Pour un conseiller du gouvernement à BFMTV.com, cette association est claire, les groupes dits de "l'ultra-gauche" sont des groupes d'extrême gauche qui "visent à imposer leurs idées par la violence". Il parle de "mouvements et d'actions violentes" de "l'ultra-gauche".

Mais là encore, les chercheurs appellent à la nuance. "Si le spectre ou le fantôme de l'ultra-gauche est synonyme de 'violence' du point de vue de l'ordre social, ses militants ou activistes ne le sont pas par essence", explique ainsi Michel Kokoreff. Leur objectif premier est qu'ils "aspirent à un autre monde, à un bien vivre en commun."

Pour lui, "l'ultra-gauche" est "une construction destinée à alimenter les discours anxiogènes sur la violence de la rue et ses 'casseurs'".

Il faut aussi rappeler que cette expression a déjà été utilisée par des membres du gouvernement dans un tout autre contexte. En 2020, le ministère de l'Éducation avait ainsi été accusé par Médiapart et Libération de financer et de téléguider le syndicat 'Avenir Lycéen'. Le ministre Jean-Michel Blanquer avait alors reproché à "l'ultra-gauche" de "créer de la polémique pour rien". Le terme ne visait, à ce moment-là, pas des auteurs de violences.

Un risque de "biais sémantique"

Sylvaine Bulle souligne qu'avec ce flou dans la définition de ce groupe, il y a un risque de "biais sémantique et idéologique". Gérald Darmanin a par exemple, à plusieurs reprises, associé dans ses discours "ultra-gauche" et "extrême gauche" dans une même phrase, le tout en condamnant la violence de certains manifestants.
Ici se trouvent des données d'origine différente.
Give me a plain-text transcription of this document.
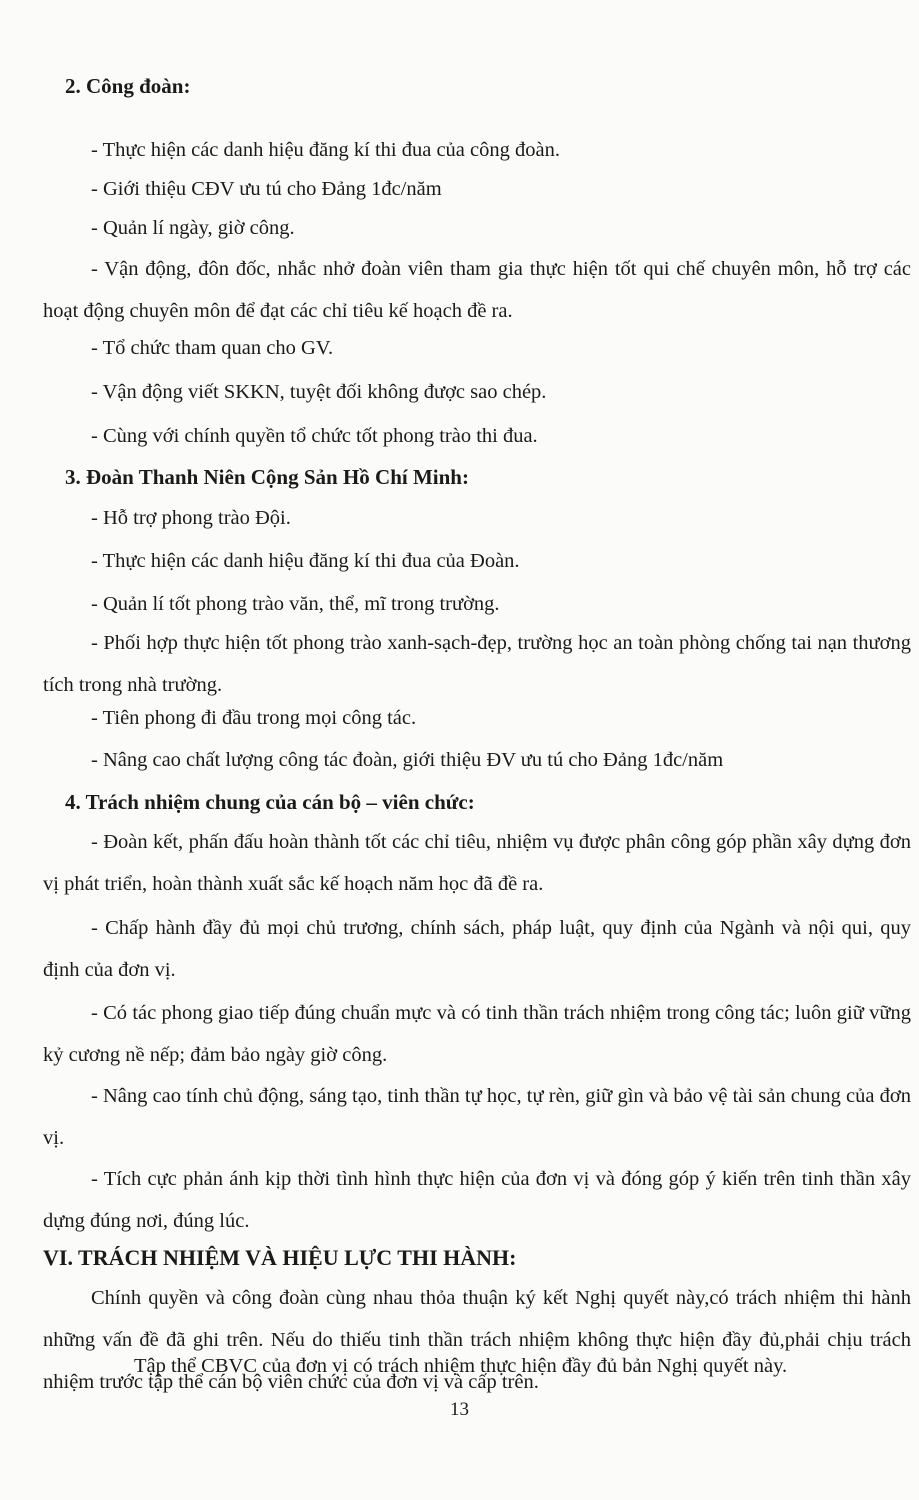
2. Công đoàn:
- Thực hiện các danh hiệu đăng kí thi đua của công đoàn.
- Giới thiệu CĐV ưu tú cho Đảng 1đc/năm
- Quản lí ngày, giờ công.
- Vận động, đôn đốc, nhắc nhở đoàn viên tham gia thực hiện tốt qui chế chuyên môn, hỗ trợ các hoạt động chuyên môn để đạt các chỉ tiêu kế hoạch đề ra.
- Tổ chức tham quan cho GV.
- Vận động viết SKKN, tuyệt đối không được sao chép.
- Cùng với chính quyền tổ chức tốt phong trào thi đua.
3. Đoàn Thanh Niên Cộng Sản Hồ Chí Minh:
- Hỗ trợ phong trào Đội.
- Thực hiện các danh hiệu đăng kí thi đua của Đoàn.
- Quản lí tốt phong trào văn, thể, mĩ trong trường.
- Phối hợp thực hiện tốt phong trào xanh-sạch-đẹp, trường học an toàn phòng chống tai nạn thương tích trong nhà trường.
- Tiên phong đi đầu trong mọi công tác.
- Nâng cao chất lượng công tác đoàn, giới thiệu ĐV ưu tú cho Đảng 1đc/năm
4. Trách nhiệm chung của cán bộ – viên chức:
- Đoàn kết, phấn đấu hoàn thành tốt các chỉ tiêu, nhiệm vụ được phân công góp phần xây dựng đơn vị phát triển, hoàn thành xuất sắc kế hoạch năm học đã đề ra.
- Chấp hành đầy đủ mọi chủ trương, chính sách, pháp luật, quy định của Ngành và nội qui, quy định của đơn vị.
- Có tác phong giao tiếp đúng chuẩn mực và có tinh thần trách nhiệm trong công tác; luôn giữ vững kỷ cương nề nếp; đảm bảo ngày giờ công.
- Nâng cao tính chủ động, sáng tạo, tinh thần tự học, tự rèn, giữ gìn và bảo vệ tài sản chung của đơn vị.
- Tích cực phản ánh kịp thời tình hình thực hiện của đơn vị và đóng góp ý kiến trên tinh thần xây dựng đúng nơi, đúng lúc.
VI. TRÁCH NHIỆM VÀ HIỆU LỰC THI HÀNH:
Chính quyền và công đoàn cùng nhau thỏa thuận ký kết Nghị quyết này,có trách nhiệm thi hành những vấn đề đã ghi trên. Nếu do thiếu tinh thần trách nhiệm không thực hiện đầy đủ,phải chịu trách nhiệm trước tập thể cán bộ viên chức của đơn vị và cấp trên.
13
Tập thể CBVC của đơn vị có trách nhiệm thực hiện đầy đủ bản Nghị quyết này.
Avec cette association, "l'extrême gauche est elle-aussi renvoyée à la violence", déclare-t-elle.

Considérant le fait que la manifestation contre les bassines de Sainte-Soline défendait des buts écologiques, "cela peut infuser dans la tête du public que l'écologie est violente" et "décrédibiliser le combat écologique", ajoute la chercheuse.

Dans l'entourage de Gérald Darmanin, on assure tout de même qu'une différence est bien faite entre les partis politiques d'extrême gauche et les militants auteurs de violences, ceux qui restent donc appelés par le gouvernement "l'ultra-gauche".